Modifying a car seat
Using a cushion on a car seat may help, but it has some disadvantages. It raises you up so that the curve of the back of the seat is in the wrong place for you, and you may be too high up to drive comfortably.
For these reasons, I (Jon Miles) decided to modify my car seat (Volkswagen Golf Mark 3) by cutting out a section of foam, so I could sit comfortably without a cushion. Here is how I did it:
- First check that your car seat is suitable for this alteration - it should have a thickness of at least 5 centimetres (2 inches) of foam under the material. And remember that cutting the seat will reduce the value of the car if you want to sell it.
- Place a 'Tush Cush' type of cushion on the car seat, and draw round the inside of the cut-out to mark out on the car seat where you want to remove foam. Use chalk to mark the material so that it is not permanent.
- Don't cut the cover material of the car seat around the chalk mark, as this would leave an uncomfortable edge and look unsightly. Instead, cut the cover material in a line down the middle of the U shape, starting at the back of the seat. Before you reach the front (rounded part) of the U with your cut, branch the cut into two so that it becomes a Y shape, with the tips of the branches of the Y meeting the rounded edge of the U. (Sometime I'll work out how to put a diagram on this site.)
- Peel back the edges of the cover material, and mark the top surface of the foam rubber with a U directly underneath the U marked on the seat.

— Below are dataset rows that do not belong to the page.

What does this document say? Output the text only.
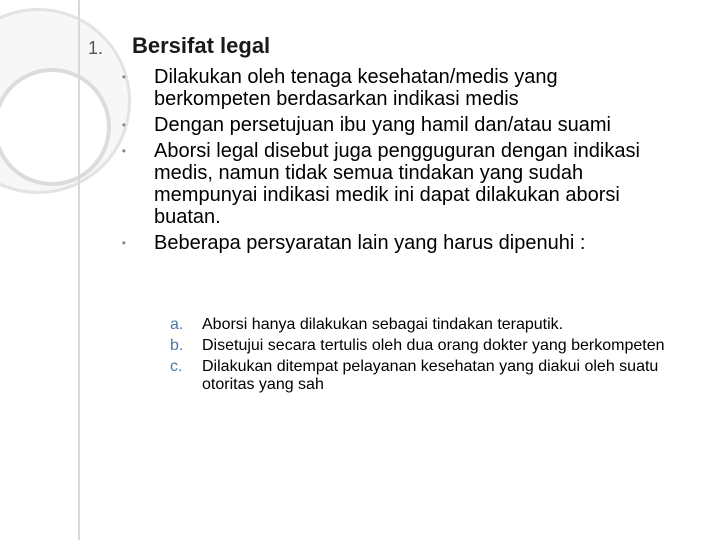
1. Bersifat legal
• Dilakukan oleh tenaga kesehatan/medis yang berkompeten berdasarkan indikasi medis
• Dengan persetujuan ibu yang hamil dan/atau suami
• Aborsi legal disebut juga pengguguran dengan indikasi medis, namun tidak semua tindakan yang sudah mempunyai indikasi medik ini dapat dilakukan aborsi buatan.
• Beberapa persyaratan lain yang harus dipenuhi :
a.	Aborsi hanya dilakukan sebagai tindakan teraputik.
b.	Disetujui secara tertulis oleh dua orang dokter yang berkompeten
c.	Dilakukan ditempat pelayanan kesehatan yang diakui oleh suatu otoritas yang sah
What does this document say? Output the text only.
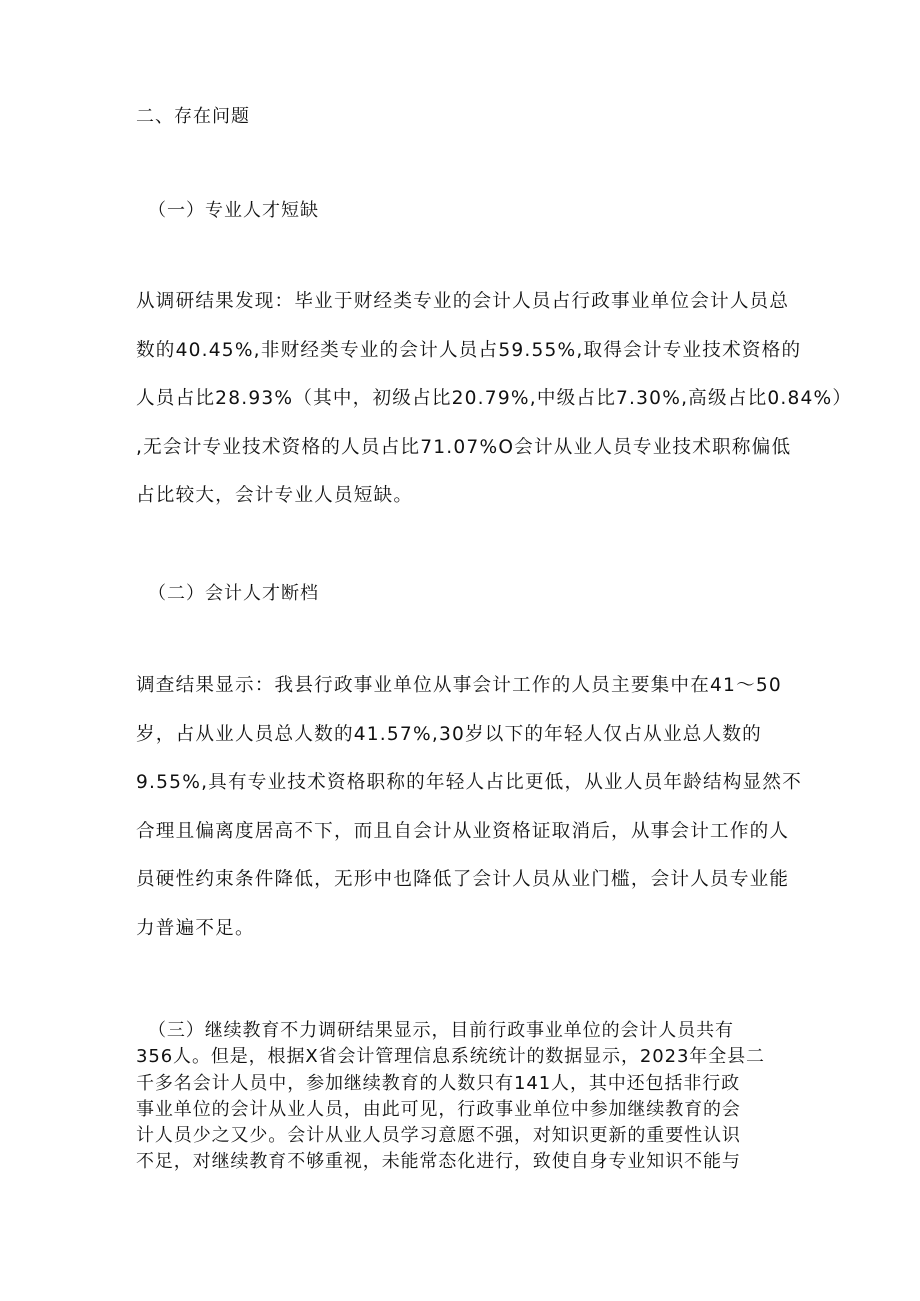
二、存在问题
（一）专业人才短缺
从调研结果发现：毕业于财经类专业的会计人员占行政事业单位会计人员总
数的40.45%,非财经类专业的会计人员占59.55%,取得会计专业技术资格的
人员占比28.93%（其中，初级占比20.79%,中级占比7.30%,高级占比0.84%）
,无会计专业技术资格的人员占比71.07%O会计从业人员专业技术职称偏低
占比较大，会计专业人员短缺。
（二）会计人才断档
调查结果显示：我县行政事业单位从事会计工作的人员主要集中在41～50
岁，占从业人员总人数的41.57%,30岁以下的年轻人仅占从业总人数的
9.55%,具有专业技术资格职称的年轻人占比更低，从业人员年龄结构显然不
合理且偏离度居高不下，而且自会计从业资格证取消后，从事会计工作的人
员硬性约束条件降低，无形中也降低了会计人员从业门槛，会计人员专业能
力普遍不足。
（三）继续教育不力调研结果显示，目前行政事业单位的会计人员共有
356人。但是，根据X省会计管理信息系统统计的数据显示，2023年全县二
千多名会计人员中，参加继续教育的人数只有141人，其中还包括非行政
事业单位的会计从业人员，由此可见，行政事业单位中参加继续教育的会
计人员少之又少。会计从业人员学习意愿不强，对知识更新的重要性认识
不足，对继续教育不够重视，未能常态化进行，致使自身专业知识不能与
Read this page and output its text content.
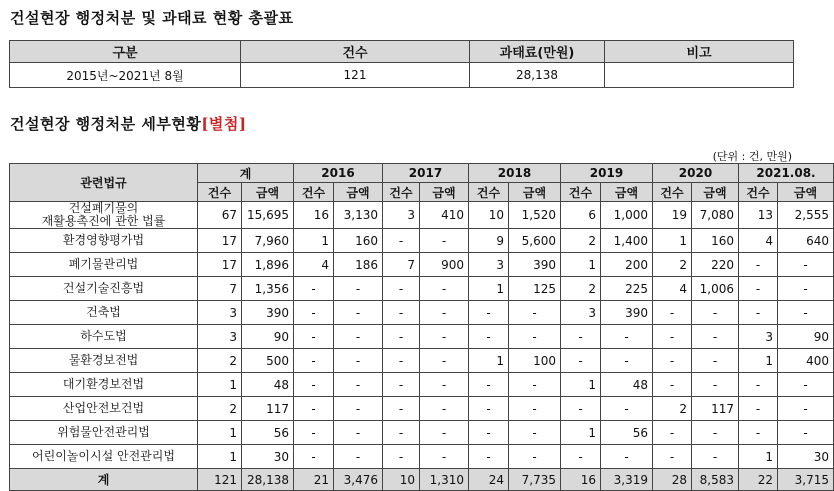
건설현장 행정처분 및 과태료 현황 총괄표
구분	건수	과태료(만원)	비고
2015년~2021년 8월	121	28,138	
건설현장 행정처분 세부현황[별첨]
(단위 : 건, 만원)
관련법규	계		2016		2017		2018		2019		2020		2021.08.	
	건수	금액	건수	금액	건수	금액	건수	금액	건수	금액	건수	금액	건수	금액

건설폐기물의
재활용촉진에 관한 법률	67	15,695	16	3,130	3	410	10	1,520	6	1,000	19	7,080	13	2,555

환경영향평가법	17	7,960	1	160	-	-	9	5,600	2	1,400	1	160	4	640

폐기물관리법	17	1,896	4	186	7	900	3	390	1	200	2	220	-	-

건설기술진흥법	7	1,356	-	-	-	-	1	125	2	225	4	1,006	-	-

건축법	3	390	-	-	-	-	-	-	3	390	-	-	-	-

하수도법	3	90	-	-	-	-	-	-	-	-	-	-	3	90

물환경보전법	2	500	-	-	-	-	1	100	-	-	-	-	1	400

대기환경보전법	1	48	-	-	-	-	-	-	1	48	-	-	-	-

산업안전보건법	2	117	-	-	-	-	-	-	-	-	2	117	-	-

위험물안전관리법	1	56	-	-	-	-	-	-	1	56	-	-	-	-

어린이놀이시설 안전관리법	1	30	-	-	-	-	-	-	-	-	-	-	1	30
계	121	28,138	21	3,476	10	1,310	24	7,735	16	3,319	28	8,583	22	3,715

A pen works better than chalk to mark the foam.
- Using a very sharp knife, cut down into the foam along the marked U shape to a depth of 5 centimetres or so (2 inches).
- Pull out the foam you have cut around - you don't have to undercut it, as you can pull the foam apart with your fingers.
- The cover material will spring back to cover the hole, but the seat will now be much more comfortable to sit on.
- Keep the plug of foam in case you want to put it back later.
I've also put a slab of foam rubber on the back of the car seat from my waist to my neck, so my bottom is not touching the back of the seat at all.